Critically, the Statements of Progress will highlight projects that can be replicated across the region; shine a light on authentic community partnerships that deliver benefits with little or no resources beyond goodwill and commitment; profile flagship interventions and investments; and demonstrate innovation and collaboration to get the building blocks of change in place. 

So back to where we started – are we there yet? No. Should we be concerned about where we are? Well, undoubtedly, helped by extra resources, strategic direction and investment from an Executive, we could be in a better place. However, nearly five years on from the reconfiguration of local government we have considerable progress to report.

But how do we report on progress in a way that is engaging for the citizens the Community Plans are designed to support? We have the data on how we’re doing but how do we celebrate our successes, address our challenges, and open up a public conversation for the next phase of the Community Plans?

The Carnegie UK Trust, as part of its Embedding Wellbeing in Northern Ireland project, is supporting their project participants, and the wider Community Planning Partnership network, to explore just this. Coming together in a hackathon, Community Planning, data and communications colleagues will convene to hear from NISRA on the data we have; from good practice in Northern Ireland on the stories we want our data to tell; and from our counterparts in other parts of the UK on communicating the complex.

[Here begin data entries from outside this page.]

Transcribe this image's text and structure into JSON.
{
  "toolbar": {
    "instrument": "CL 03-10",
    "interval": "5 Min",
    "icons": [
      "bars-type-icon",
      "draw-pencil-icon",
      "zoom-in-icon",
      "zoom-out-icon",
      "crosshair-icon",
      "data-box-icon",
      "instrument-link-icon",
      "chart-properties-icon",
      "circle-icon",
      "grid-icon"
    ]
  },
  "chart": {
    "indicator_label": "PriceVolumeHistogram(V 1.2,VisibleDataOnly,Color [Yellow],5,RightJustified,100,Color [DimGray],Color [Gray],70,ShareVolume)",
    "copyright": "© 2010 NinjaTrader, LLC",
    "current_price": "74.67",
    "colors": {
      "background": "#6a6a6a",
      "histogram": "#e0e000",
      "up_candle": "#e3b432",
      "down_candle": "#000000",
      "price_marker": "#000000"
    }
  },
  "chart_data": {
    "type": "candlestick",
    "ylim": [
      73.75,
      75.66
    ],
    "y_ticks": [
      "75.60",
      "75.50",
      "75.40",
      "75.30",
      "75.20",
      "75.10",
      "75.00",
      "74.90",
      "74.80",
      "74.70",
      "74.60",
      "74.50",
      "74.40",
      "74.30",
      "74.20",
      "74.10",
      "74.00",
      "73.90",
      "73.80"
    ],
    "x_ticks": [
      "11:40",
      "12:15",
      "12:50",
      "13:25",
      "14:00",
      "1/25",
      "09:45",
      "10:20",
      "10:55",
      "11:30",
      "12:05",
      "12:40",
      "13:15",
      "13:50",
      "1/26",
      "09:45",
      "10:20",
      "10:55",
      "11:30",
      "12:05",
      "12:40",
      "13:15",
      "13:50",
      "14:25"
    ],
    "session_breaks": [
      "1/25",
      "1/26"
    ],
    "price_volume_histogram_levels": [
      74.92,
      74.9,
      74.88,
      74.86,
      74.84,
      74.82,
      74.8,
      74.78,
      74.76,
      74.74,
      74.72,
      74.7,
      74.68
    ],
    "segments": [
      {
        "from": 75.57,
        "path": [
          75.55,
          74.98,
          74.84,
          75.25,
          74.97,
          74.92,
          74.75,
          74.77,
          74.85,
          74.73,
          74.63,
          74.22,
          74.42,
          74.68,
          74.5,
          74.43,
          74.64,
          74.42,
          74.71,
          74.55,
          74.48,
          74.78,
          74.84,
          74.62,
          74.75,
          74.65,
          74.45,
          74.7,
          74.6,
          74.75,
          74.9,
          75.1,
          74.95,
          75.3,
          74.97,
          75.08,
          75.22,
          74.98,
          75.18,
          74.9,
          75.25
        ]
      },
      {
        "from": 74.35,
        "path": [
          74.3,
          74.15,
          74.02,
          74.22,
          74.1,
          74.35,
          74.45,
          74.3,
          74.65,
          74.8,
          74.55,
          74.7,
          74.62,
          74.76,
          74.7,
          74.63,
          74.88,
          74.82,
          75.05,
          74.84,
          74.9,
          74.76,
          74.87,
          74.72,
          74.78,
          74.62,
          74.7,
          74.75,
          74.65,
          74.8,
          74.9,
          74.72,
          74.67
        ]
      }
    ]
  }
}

The challenges our Community Planning Partnerships are grappling with – how to communicate nuance; not over-claim; and serve two audiences - fulfilling statutory duties for government while informing and engaging citizens – are not unique to Northern Ireland. The hackathon will therefore explore what citizens need, what they want, and how to continue to make the move from rhetoric to reality in Community Planning. If we can come together to make progress on how to communicate the Statements of Progress, we can help our colleagues across the UK and Ireland, and improve wellbeing not just in Belfast, Banbridge and Bangor, but beyond.